UNIVERCINÉ RUSSE 2010 - NANTES
Les Zazous : un film-thérapie contre la mélancolie
Haute en couleur et en musique, la comédie musicale Les Zazous, réalisée par Valéri Todorovski en 2008, a ouvert le bal du Festival du Film Russe de Nantes. C’est avec ferveur et enthousiasme que les personnages nous transportent gaiement dans un film aux décors et aux chorégraphies époustouflantes. Un bon hymne à la joie, dynamique et décalé tout en étant romantique et attachant.
Ils étaient facilement reconnaissables à leur veste à carreaux tombante et à leur parapluie fermé.
Moscou 1955, deux ans après la mort de Staline, en pleine Guerre Froide. Les brigades des jeunesses communistes mènent la vie dure au zazous qu’elles pourchassent avec des ciseaux pour leur couper cheveux et vêtements. Lors d’une poursuite, Mels (Marx-Engels-Lenine-Staline) tombe sous le charme de Polly, une fille de l’autre camp. En vue de la séduire, le jeune Komsomolets exemplaire et rigide va petit à petit se transformer en un de ces rebelles, fans de musique jazz et de mode américaine.

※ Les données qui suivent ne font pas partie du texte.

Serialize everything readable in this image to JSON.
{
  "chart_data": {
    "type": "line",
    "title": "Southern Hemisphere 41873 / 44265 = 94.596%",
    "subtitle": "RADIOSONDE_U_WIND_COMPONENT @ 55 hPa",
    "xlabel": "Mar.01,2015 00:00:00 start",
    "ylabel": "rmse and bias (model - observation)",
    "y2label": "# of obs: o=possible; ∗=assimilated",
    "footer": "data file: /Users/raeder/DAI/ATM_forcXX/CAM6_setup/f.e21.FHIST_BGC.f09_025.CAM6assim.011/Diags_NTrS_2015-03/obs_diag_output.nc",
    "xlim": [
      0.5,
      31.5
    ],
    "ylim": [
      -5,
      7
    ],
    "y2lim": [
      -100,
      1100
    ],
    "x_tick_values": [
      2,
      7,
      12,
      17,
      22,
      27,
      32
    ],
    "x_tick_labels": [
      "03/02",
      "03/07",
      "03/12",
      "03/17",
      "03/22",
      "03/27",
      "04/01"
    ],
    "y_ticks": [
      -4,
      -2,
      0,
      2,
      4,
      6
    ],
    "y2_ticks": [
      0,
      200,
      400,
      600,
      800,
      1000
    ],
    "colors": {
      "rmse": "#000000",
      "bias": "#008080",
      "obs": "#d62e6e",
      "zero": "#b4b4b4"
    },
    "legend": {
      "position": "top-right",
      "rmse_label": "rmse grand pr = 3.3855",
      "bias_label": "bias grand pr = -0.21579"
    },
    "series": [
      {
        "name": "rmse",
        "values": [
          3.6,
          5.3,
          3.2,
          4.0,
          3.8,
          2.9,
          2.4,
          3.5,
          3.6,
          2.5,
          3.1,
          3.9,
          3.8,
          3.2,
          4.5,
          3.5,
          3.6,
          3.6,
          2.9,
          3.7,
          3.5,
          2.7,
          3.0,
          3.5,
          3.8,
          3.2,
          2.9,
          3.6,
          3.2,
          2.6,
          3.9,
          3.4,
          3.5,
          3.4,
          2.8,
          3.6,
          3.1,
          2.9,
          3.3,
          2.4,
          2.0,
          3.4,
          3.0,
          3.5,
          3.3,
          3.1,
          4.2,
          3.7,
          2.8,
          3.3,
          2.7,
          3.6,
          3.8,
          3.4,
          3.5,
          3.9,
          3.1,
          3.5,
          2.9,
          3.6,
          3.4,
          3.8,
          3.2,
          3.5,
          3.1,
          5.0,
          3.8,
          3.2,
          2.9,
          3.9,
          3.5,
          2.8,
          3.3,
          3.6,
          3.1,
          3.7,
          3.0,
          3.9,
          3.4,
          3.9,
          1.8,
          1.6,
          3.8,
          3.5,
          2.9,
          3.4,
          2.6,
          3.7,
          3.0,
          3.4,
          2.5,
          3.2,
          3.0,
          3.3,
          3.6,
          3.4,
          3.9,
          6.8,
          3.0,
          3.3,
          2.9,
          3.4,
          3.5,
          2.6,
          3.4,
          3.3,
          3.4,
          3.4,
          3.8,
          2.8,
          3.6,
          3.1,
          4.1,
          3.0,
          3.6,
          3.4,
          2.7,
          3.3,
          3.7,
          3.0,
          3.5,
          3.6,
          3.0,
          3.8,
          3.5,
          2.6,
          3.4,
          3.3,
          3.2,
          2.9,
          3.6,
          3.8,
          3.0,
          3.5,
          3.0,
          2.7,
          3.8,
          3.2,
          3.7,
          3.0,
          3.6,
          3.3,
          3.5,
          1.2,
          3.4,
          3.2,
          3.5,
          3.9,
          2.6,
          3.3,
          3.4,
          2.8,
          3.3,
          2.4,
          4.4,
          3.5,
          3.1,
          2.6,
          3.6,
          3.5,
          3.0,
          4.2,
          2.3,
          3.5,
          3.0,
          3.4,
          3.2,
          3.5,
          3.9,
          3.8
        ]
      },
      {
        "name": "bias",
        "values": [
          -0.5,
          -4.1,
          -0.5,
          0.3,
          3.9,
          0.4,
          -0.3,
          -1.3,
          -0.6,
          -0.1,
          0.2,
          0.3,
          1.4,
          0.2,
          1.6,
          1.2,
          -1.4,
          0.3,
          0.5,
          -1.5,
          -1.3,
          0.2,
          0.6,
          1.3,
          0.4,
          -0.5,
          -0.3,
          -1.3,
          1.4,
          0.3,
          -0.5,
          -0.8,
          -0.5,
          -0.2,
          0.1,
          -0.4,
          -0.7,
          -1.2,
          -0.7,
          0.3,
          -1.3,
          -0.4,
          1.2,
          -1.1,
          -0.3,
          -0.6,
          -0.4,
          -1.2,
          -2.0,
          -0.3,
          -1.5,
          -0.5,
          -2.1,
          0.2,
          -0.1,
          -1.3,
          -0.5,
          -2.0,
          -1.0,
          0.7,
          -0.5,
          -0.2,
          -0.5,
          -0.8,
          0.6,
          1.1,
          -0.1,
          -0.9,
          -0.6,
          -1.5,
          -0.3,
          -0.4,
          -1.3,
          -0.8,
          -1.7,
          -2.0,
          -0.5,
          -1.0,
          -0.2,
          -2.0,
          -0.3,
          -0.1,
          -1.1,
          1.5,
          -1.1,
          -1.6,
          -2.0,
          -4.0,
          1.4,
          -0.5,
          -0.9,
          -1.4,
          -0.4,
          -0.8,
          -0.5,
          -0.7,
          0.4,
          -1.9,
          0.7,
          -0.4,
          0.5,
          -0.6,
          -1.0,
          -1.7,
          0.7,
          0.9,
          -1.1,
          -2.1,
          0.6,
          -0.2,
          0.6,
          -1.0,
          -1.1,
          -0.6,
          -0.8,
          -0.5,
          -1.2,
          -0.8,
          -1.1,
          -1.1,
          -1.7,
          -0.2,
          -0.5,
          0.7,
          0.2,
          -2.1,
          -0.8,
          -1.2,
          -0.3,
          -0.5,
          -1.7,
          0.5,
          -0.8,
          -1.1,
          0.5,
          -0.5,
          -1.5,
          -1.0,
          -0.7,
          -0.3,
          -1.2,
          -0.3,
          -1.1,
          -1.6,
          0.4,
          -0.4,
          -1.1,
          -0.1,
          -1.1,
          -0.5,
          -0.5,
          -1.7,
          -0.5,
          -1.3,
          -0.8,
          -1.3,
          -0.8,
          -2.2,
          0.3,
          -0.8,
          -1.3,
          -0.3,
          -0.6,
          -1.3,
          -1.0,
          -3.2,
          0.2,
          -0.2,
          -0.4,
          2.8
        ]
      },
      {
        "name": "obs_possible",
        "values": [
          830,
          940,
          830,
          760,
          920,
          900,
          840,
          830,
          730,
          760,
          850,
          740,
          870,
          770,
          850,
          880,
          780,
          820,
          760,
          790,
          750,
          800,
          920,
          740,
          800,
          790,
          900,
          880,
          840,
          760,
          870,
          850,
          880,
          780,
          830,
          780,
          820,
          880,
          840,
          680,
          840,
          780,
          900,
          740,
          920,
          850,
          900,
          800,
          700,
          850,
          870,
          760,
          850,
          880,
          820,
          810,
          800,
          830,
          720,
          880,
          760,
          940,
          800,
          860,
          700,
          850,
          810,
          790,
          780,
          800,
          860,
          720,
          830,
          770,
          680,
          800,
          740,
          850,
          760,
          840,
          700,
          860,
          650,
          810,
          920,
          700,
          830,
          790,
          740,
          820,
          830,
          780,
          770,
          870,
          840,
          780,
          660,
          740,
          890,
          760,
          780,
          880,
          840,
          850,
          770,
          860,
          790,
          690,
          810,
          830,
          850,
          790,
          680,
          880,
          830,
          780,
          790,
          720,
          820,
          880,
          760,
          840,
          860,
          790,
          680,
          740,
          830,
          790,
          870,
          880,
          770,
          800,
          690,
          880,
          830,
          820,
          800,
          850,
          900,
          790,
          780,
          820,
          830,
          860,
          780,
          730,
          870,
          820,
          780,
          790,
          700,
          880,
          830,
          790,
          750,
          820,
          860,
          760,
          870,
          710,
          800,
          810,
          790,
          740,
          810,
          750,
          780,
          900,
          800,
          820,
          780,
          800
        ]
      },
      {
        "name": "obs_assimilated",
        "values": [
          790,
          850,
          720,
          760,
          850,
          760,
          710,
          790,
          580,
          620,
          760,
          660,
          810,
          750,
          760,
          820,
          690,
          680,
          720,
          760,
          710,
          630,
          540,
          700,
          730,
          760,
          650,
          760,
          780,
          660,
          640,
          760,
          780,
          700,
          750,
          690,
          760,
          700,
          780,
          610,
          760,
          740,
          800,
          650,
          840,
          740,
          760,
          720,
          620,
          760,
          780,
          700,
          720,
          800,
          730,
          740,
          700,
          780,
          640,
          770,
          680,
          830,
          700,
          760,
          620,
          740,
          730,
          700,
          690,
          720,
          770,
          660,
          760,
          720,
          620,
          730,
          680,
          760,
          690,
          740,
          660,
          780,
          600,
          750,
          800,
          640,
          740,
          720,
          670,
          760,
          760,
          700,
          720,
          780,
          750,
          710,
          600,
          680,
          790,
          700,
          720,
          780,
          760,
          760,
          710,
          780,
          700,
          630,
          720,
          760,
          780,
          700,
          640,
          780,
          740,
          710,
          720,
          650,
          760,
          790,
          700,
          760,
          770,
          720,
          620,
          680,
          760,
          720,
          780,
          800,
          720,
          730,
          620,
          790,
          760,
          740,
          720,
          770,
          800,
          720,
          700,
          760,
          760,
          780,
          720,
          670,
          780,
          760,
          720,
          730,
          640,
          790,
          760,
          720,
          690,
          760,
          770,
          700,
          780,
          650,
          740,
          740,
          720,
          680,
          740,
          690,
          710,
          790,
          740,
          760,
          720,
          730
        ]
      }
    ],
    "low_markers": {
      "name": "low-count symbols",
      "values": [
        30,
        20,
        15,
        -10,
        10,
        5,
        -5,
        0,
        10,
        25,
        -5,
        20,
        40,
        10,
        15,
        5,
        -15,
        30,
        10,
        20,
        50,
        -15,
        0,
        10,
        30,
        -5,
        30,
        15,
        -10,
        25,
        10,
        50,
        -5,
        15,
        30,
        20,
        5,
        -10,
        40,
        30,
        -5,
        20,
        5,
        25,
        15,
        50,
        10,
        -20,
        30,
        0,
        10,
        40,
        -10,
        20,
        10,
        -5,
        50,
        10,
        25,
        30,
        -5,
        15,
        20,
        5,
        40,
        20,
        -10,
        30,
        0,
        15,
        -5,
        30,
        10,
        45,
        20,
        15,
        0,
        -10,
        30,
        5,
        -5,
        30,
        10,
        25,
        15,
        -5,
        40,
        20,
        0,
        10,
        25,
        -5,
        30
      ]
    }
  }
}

Oui, la Russie a eu ses zazous !
Le phénomène des zazous (stilyagi en russe) est une mode qui était déjà apparue en France dans les années 1940, sous le régime de Vichy. Il s’agissait de jeunes gens s’affublant de vêtements anglais ou américains et affichant leur amour du jazz. Ils étaient facilement reconnaissables à leur veste à carreaux tombante et à leur parapluie fermé qu’il pleuve ou qu’il vente. Ils représentaient des jeunes anticonformistes qui s’opposaient à la rigidité du gouvernement par leur attitude désinvolte et leur capacité à tout tourner en dérision. Par exemple, lorsque les lois raciales de Pétain et des Nazis obligèrent les Juifs à porter l’étoile jaune, un certain nombre de zazous, par défi, s’affichèrent avec une étoile jaune marquée Zazou, Swing ou Goy. Ils furent arrêtés et conduits au camp de Drancy avant d’être relâchés. Une décennie plus tard, le régime communiste de l’URSS voit aussi naître ses rebelles hauts en couleurs arborant une coiffure pompadour pour les hommes et une choucroute relevée pour les jeunes filles. Ils ont leur propre Broadway à Moscou et se retrouvent régulièrement pour swinguer sur du Charlie Parker et du Miles Davis.
« Nous ne sommes ni meilleurs ni pires, nous sommes juste différents ».
Dans le film, le réalisateur met en scène une nette opposition entre la rigueur militaire des communistes et la folie déglinguée des zazous. Une musique endiablée fait face à un rythme militaire froid, des marchés clandestins riches en vêtements bariolés sont dissimulés derrière des magasins de vêtements où tout est identique et symétrique. Les Zazous forme un hymne à la différence et à la liberté, ainsi qu’une ode à la sensualité, aux sentiments et à la vie. On bascule sans cesse entre deux idéaux : le rêve d’une American way of life et le cauchemar des usines staliniennes. Toutefois, le réalisateur n’oublie pas de souligner que l’effet de groupe présent chez les jeunesses communistes n’épargne pas les zazous et que l’anticonformisme se renouvelle à chaque génération.
A l’image de ses personnages désinvoltes, le film tourne en dérision les clichés de la comédie musicale et des films romantiques américains. Tous les décalages et anachronismes sont assumés avec humour et subtilité : des punks, un bébé noir, « un livre de géométrie » et des classiques du rock russes revisités pour le film et qui se mêlent élégamment à une musique jazz ou rap.
Plus qu’une comédie musicale simple et légère, c’est un film qui porte tous les embryons de la révolte et toutes les aspirations à une vie épanouie et entière, un hymne à la jeunesse à la fois lucide et farfelu.
Marine Leduc et Antoine Bernier
Le film a remporté le Prix du Public de cette 19ème édition du Festival du cinéma russe de Nantes.